Psychodiagnosis was first published in 1973.

This volume brings together a collection of the important papers of the distinguished clinical psychologist Paul E. Meehl. Among the thirteen papers are two which appear for the first time in this volume. The one entitled “Why I Do Not Attend Case Conferences” is likely to provoke controversy among clinical psychologists and other practitioners who participate in psychiatric case conferences, such as psychiatrists and neurologists.
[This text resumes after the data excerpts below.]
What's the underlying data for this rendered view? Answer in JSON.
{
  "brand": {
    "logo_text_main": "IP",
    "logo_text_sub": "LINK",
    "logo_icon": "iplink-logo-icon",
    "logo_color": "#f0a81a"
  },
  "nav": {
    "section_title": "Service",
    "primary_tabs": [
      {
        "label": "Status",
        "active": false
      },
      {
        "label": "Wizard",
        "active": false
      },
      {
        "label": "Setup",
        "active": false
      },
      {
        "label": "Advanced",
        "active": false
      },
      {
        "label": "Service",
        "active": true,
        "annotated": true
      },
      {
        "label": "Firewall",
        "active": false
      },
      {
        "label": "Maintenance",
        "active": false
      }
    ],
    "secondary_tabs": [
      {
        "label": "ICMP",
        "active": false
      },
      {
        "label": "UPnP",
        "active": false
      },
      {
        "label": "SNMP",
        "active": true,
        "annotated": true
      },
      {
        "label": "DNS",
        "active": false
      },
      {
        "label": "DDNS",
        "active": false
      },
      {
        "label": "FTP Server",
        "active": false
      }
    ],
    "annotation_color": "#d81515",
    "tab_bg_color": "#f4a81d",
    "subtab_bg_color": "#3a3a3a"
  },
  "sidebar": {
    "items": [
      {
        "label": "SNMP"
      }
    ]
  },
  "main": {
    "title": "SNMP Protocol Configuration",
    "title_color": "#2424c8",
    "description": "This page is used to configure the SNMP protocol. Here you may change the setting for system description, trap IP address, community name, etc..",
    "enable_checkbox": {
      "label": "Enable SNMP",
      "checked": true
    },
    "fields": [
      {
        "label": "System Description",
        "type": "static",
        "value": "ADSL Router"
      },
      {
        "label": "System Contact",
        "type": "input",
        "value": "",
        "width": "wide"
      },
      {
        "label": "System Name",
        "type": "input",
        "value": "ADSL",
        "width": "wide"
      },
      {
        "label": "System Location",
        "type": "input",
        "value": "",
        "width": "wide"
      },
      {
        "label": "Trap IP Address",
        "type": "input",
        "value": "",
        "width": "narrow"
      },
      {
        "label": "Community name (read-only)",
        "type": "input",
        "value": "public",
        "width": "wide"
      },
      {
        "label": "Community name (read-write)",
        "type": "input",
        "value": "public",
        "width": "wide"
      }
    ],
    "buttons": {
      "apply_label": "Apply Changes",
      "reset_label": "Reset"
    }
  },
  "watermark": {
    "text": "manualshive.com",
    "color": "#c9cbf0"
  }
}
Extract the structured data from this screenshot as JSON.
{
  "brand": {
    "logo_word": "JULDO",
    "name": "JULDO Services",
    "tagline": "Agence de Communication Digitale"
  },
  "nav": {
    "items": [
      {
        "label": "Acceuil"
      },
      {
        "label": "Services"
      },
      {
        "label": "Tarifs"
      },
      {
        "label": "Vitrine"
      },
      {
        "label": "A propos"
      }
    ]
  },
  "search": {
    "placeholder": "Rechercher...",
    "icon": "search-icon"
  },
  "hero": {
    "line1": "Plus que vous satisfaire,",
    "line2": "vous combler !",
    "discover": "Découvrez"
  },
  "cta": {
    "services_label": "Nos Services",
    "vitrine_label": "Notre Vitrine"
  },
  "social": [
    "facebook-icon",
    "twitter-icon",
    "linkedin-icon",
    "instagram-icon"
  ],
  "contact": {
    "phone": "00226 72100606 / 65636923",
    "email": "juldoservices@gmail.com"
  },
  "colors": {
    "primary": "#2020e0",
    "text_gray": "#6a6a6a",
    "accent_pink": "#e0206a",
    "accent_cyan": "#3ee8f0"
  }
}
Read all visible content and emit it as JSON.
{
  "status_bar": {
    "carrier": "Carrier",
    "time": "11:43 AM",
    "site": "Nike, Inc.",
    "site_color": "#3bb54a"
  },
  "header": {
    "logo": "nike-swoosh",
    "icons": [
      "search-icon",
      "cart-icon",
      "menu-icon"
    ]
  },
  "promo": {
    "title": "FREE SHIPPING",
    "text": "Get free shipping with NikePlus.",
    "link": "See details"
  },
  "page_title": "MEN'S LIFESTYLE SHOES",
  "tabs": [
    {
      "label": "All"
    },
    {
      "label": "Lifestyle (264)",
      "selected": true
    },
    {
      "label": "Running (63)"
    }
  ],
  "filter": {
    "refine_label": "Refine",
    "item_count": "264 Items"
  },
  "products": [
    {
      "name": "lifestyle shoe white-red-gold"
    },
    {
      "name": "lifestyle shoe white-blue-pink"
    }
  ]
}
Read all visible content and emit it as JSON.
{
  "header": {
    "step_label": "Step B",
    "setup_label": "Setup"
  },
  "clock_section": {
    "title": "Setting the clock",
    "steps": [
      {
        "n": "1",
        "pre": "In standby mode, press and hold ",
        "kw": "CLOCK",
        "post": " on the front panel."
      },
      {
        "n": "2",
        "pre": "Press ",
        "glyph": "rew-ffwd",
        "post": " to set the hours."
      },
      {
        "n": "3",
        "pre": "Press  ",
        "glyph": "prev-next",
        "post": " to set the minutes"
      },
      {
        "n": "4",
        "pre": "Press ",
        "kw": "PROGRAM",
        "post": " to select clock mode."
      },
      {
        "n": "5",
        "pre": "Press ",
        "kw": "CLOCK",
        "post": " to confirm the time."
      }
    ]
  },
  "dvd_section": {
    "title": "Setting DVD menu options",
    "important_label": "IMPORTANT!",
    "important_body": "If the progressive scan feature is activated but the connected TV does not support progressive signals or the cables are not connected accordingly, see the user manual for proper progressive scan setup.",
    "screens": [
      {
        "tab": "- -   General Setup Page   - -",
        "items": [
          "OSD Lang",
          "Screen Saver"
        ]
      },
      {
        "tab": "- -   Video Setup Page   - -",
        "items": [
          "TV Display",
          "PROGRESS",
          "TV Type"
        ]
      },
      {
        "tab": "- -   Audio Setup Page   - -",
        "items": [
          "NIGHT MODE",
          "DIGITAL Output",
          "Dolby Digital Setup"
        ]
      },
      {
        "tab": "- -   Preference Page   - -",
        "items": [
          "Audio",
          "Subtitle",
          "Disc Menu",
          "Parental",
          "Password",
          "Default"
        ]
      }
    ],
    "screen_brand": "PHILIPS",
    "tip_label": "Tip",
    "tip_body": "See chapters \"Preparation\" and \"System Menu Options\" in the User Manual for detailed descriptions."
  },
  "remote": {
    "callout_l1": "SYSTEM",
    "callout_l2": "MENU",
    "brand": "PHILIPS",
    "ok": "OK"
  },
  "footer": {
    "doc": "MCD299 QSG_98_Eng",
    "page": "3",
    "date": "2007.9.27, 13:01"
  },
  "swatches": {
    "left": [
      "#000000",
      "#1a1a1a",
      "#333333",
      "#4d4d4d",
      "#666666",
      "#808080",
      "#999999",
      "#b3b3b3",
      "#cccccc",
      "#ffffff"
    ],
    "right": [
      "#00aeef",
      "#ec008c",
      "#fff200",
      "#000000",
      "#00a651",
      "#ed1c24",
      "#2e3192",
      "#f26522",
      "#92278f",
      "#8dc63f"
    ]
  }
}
In this paper, Dr. Meehl presents a comprehensive critique of the methods typically followed in conducting and participating in such conferences and cites many illustrative examples of the issues under discussion. He offers specific suggestions for improving conference procedures, explaining: “I have tried to offer at least the beginnings of a constructive plan for bringing the reinforcement schedule and cognitive feedback of the psychiatric case conference somewhat closer to those which prevail in the clinicopathological conference that has been so successful as a teaching device in the non-psychiatric fields of medicine.” Also published here for the first time is a paper presenting a new statistical search method for detecting loose syndromes and classifying patients accordingly.


Paul E. Meehl was Regents’ Professor of Psychology and a professor of philosophy at the University of Minnesota. He was also a practicing clinical psychotherapist, a former president of the American Psychological Association, and the author of Clinical versus Statistical Prediction: A Theoretical Analysis and a Review of the Evidence, also published by the University of Minnesota Press.